Dünyayı karıştıran bir el var. Bu el, zaaflarımızı kontrol altında tutuyor. Toplumları derecelendirmiş. Önünü ve arkasını görüyor. Yüz yıllık planlar yapıyor. Dev projeleri var. Batıl da olsa kendi inandıklarına iman etmiş. İnandırmış çevresini. Dümdüz gidiyor. Adı bazen Soros olmuş. Bazen Hans. Hans ile Hasan’ın hikâyesini anlatmıştım sizlere. Her ikisi de Almanya’da komşudurlar, aynı işyerine gidip gelirler. Hans, Müslüman olmak ister. Hasan’ı yakın takibe alır. Ancak, Hasan’ı kendinden farklı görmez. Sonunda, Müslüman olmaktan vazgeçer… Hikâye uzundur, biz konunun özüne geçelim.
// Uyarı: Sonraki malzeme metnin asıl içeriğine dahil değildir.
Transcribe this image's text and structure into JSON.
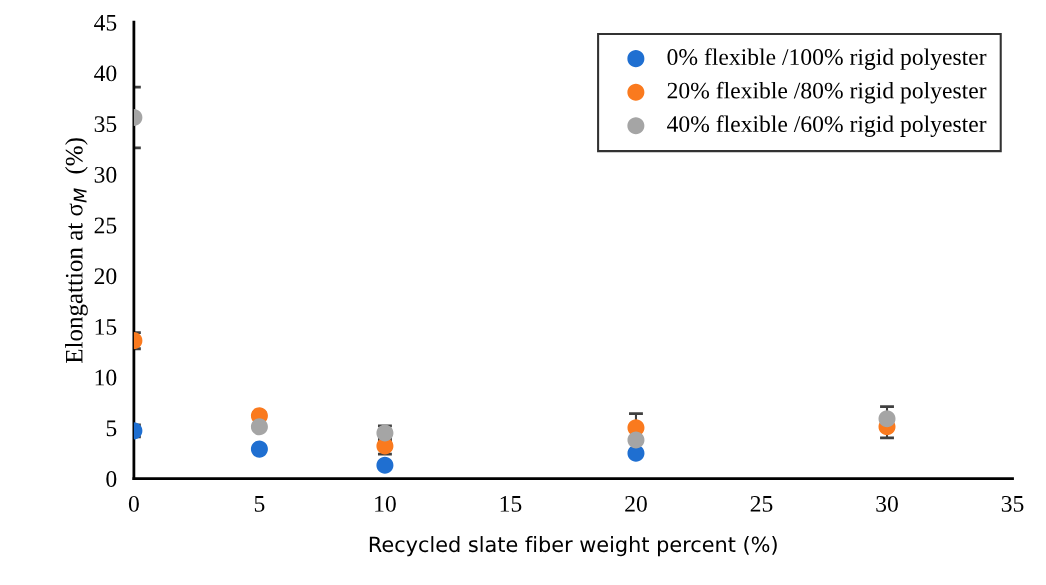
{
  "chart_data": {
    "type": "scatter",
    "xlabel": "Recycled slate fiber weight percent (%)",
    "ylabel": "Elongattion at σ$_{M}$  (%)",
    "x": [
      0,
      5,
      10,
      20,
      30
    ],
    "xlim": [
      0,
      35
    ],
    "xticks": [
      0,
      5,
      10,
      15,
      20,
      25,
      30,
      35
    ],
    "ylim": [
      0,
      45
    ],
    "yticks": [
      0,
      5,
      10,
      15,
      20,
      25,
      30,
      35,
      40,
      45
    ],
    "marker": "circle",
    "legend": "top right",
    "grid": false,
    "series": [
      {
        "name": "0% flexible /100% rigid polyester",
        "color": "#1f6fd1",
        "values": [
          4.7,
          2.9,
          1.3,
          2.5,
          null
        ],
        "errors": [
          0.6,
          null,
          null,
          null,
          null
        ]
      },
      {
        "name": "20% flexible /80% rigid polyester",
        "color": "#fa7a1e",
        "values": [
          13.6,
          6.2,
          3.2,
          5.0,
          5.1
        ],
        "errors": [
          0.8,
          0.3,
          0.8,
          1.4,
          null
        ]
      },
      {
        "name": "40% flexible /60% rigid polyester",
        "color": "#a5a5a5",
        "values": [
          35.6,
          5.1,
          4.5,
          3.8,
          5.9
        ],
        "errors": [
          3.0,
          null,
          0.7,
          null,
          [
            4.0,
            7.1
          ]
        ]
      }
    ]
  }
}
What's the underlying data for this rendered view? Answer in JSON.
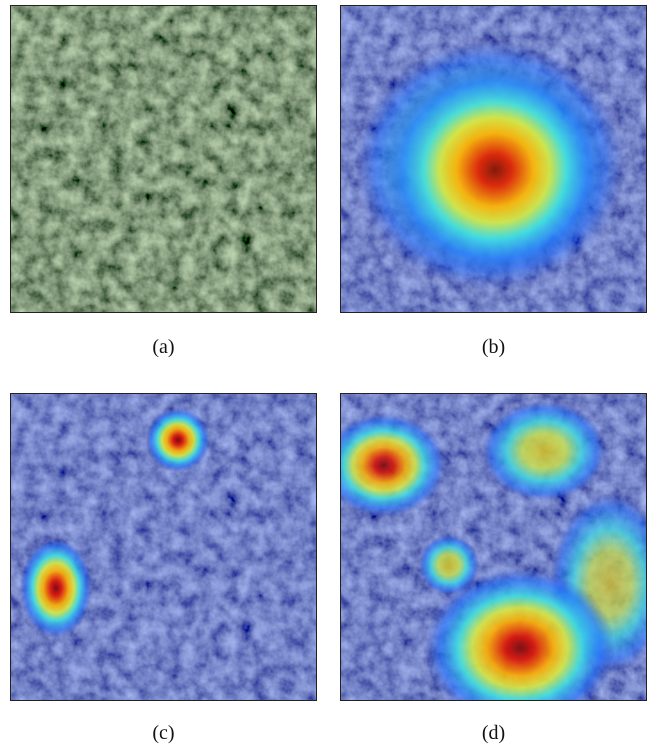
{
  "figure": {
    "panels": [
      {
        "caption": "(a)"
      },
      {
        "caption": "(b)"
      },
      {
        "caption": "(c)"
      },
      {
        "caption": "(d)"
      }
    ]
  }
}
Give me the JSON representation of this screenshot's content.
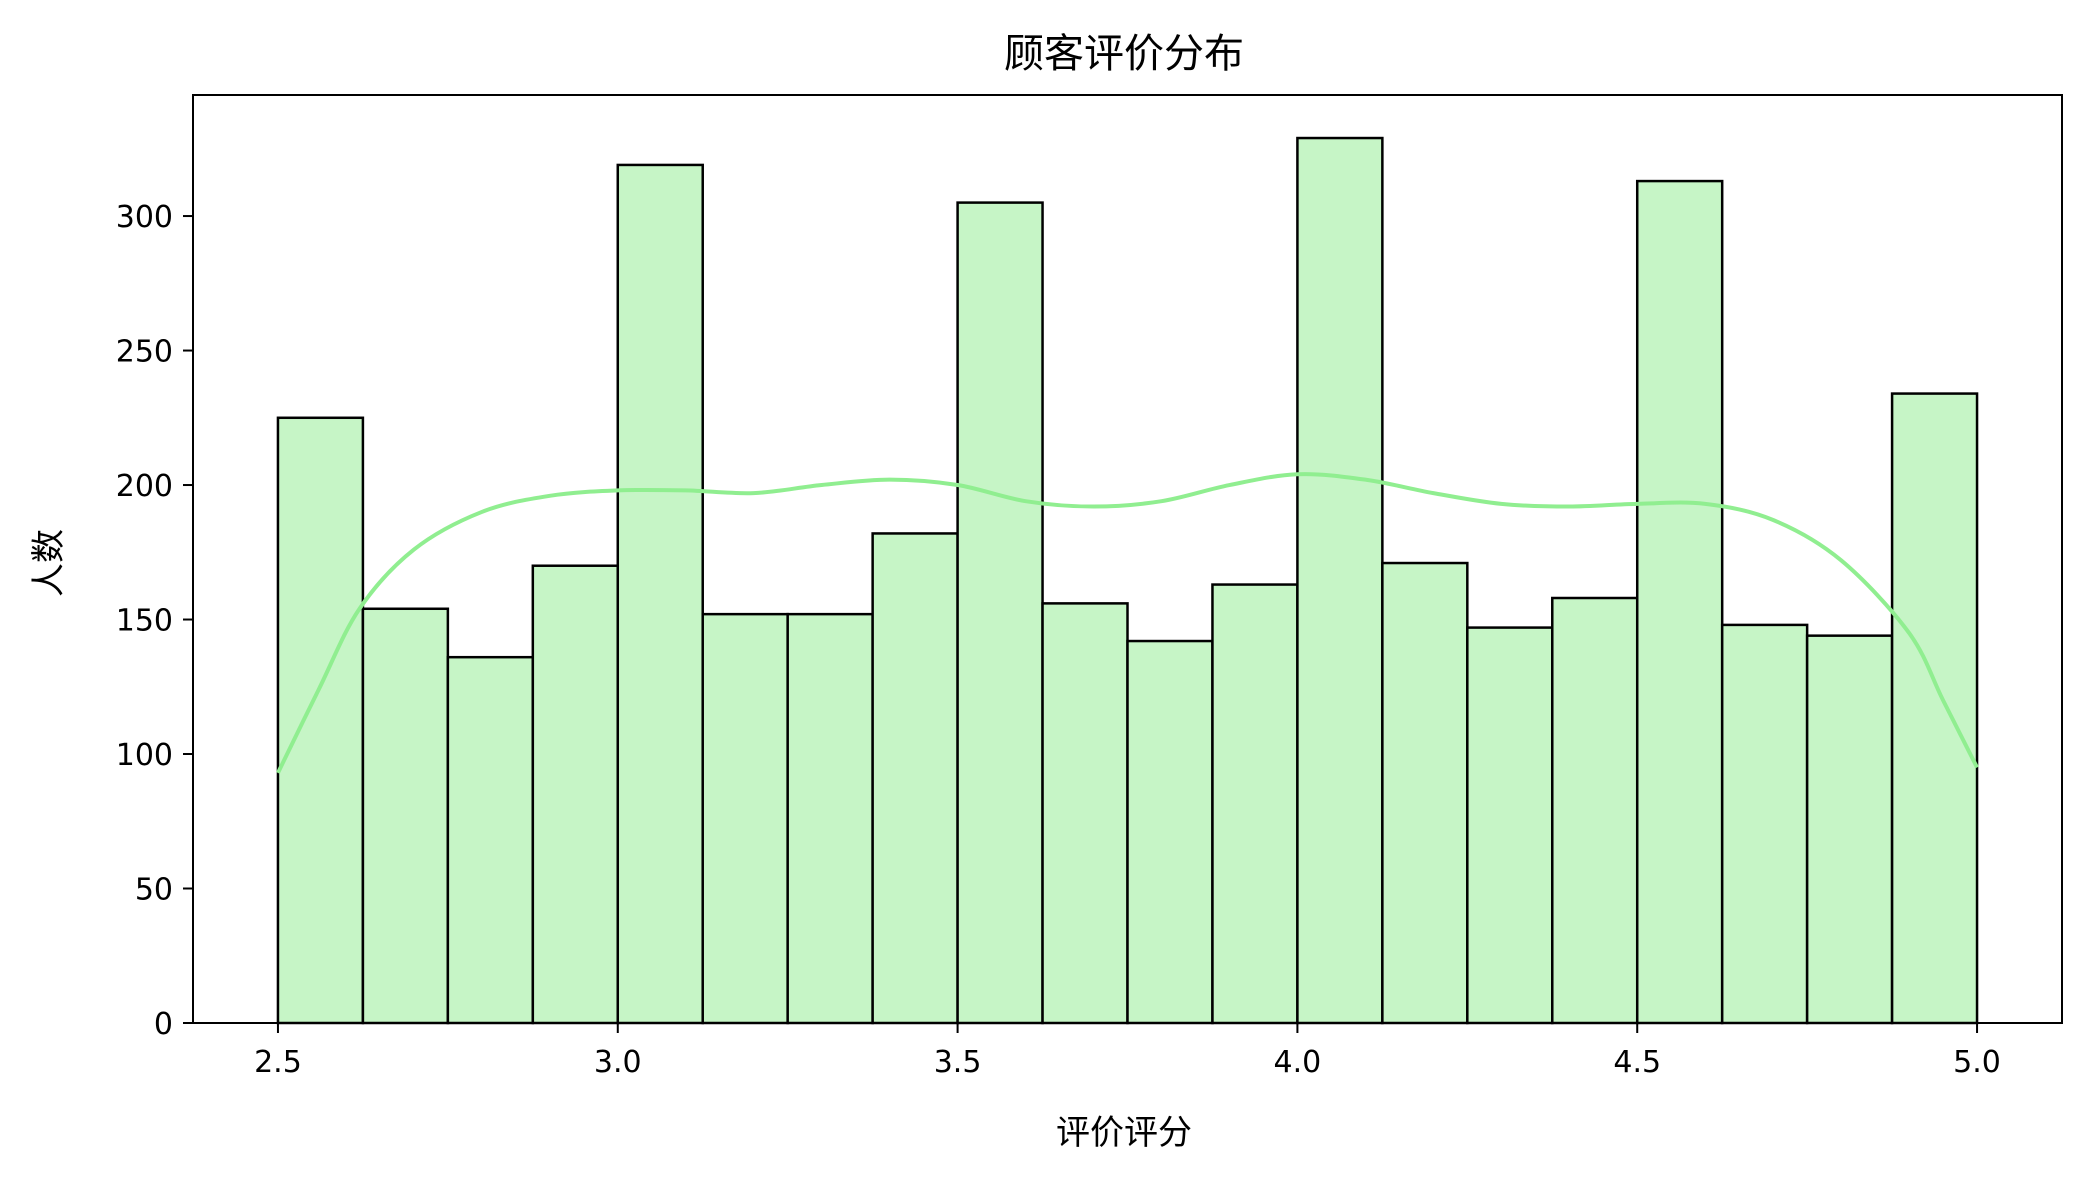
{
  "chart_data": {
    "type": "bar",
    "title": "顾客评价分布",
    "xlabel": "评价评分",
    "ylabel": "人数",
    "xlim": [
      2.375,
      5.125
    ],
    "ylim": [
      0,
      345
    ],
    "x_ticks": [
      "2.5",
      "3.0",
      "3.5",
      "4.0",
      "4.5",
      "5.0"
    ],
    "y_ticks": [
      "0",
      "50",
      "100",
      "150",
      "200",
      "250",
      "300"
    ],
    "bin_edges": [
      2.5,
      2.625,
      2.75,
      2.875,
      3.0,
      3.125,
      3.25,
      3.375,
      3.5,
      3.625,
      3.75,
      3.875,
      4.0,
      4.125,
      4.25,
      4.375,
      4.5,
      4.625,
      4.75,
      4.875,
      5.0
    ],
    "counts": [
      225,
      154,
      136,
      170,
      319,
      152,
      152,
      182,
      305,
      156,
      142,
      163,
      329,
      171,
      147,
      158,
      313,
      148,
      144,
      234
    ],
    "kde": {
      "x": [
        2.5,
        2.56,
        2.62,
        2.7,
        2.8,
        2.9,
        3.0,
        3.1,
        3.2,
        3.3,
        3.4,
        3.5,
        3.6,
        3.7,
        3.8,
        3.9,
        4.0,
        4.1,
        4.2,
        4.3,
        4.4,
        4.5,
        4.6,
        4.7,
        4.8,
        4.9,
        4.95,
        5.0
      ],
      "y": [
        93,
        124,
        154,
        176,
        190,
        196,
        198,
        198,
        197,
        200,
        202,
        200,
        194,
        192,
        194,
        200,
        204,
        202,
        197,
        193,
        192,
        193,
        193,
        187,
        172,
        145,
        120,
        95
      ]
    },
    "bar_color": "#c6f5c6",
    "edge_color": "#000000",
    "kde_color": "#90ee90",
    "grid": false,
    "legend": "none"
  }
}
EĞİTİM ŞART Bizim en büyük sorunumuz cehalet diye söze başlayan öğretmene, öğrencisi sorar; Öğretmenim ben nasıl bir insan olayım? Çok çalışmalısın. Sonra, bilgili ol, zengin ol, hayırsever olursan daha da iyi olur. Yeter mi öğretmenim? -Yetmez tabi diye ekliyor. Açıyor biraz konuyu. Bir insan öncelikle güzel ahlaklı olmalı ki, iyiliği yaygınlaştırsın. Sonra bilgili olmalı, çünkü bilgi güçtür, kuvvettir. Aynı zamanda üretken, zengin, vatansever ve hayırsever olmalıdır. Ayrıca bir insan büyüklerine karşı SAYGILI Arkadaşına karşı, NAZİK Küçüklerine karşı ise ŞEVKATLİ davranmalı…”
YETERLİ Mİ BUNLAR? Çocuk aradığı cevapları bulmuş olacak ki, “Anladım öğretmenim bunları yaparsam iyi bir insan olur muyum? Evet der öğretmeni ama yetmez. Bir de Allah’a karşı iyi bir kul olman gerekli. Sonra ailene, yaşadığın topluma hatta insanlığa karşı görevlerin var. Bu görevlerini de yapman gerek… Sevgili dostlar, Soros, Sorosluğunu yapacak. Mesele Hak din İslam’ı seçen biz Müslümanların ne yaptığıdır. Hak dediğimiz Kur’an’ın doğrularını biz yaşarsak, batıl dediğimiz yanlışları savunanlar dünya üzerinde yer bulamayacaktır. İşin özü ve özeti şu,
Hans ile Hasan’ın farklı olmalı. Türkiye insana yatırım yapmadan gerçek başarıyı yakalayamaz. Otuz yıldır yazıp çiziyoruz. Eğitim sistemimizi gözden geçirmeliyiz. Sistem milli ve dünya gerçeklerine uymalı, kendi değerlerimizle donatılmalı. İnsanı, bilgiyi ve üretmeyi ön planda tutmalıyız. Kalın sağlıcakla.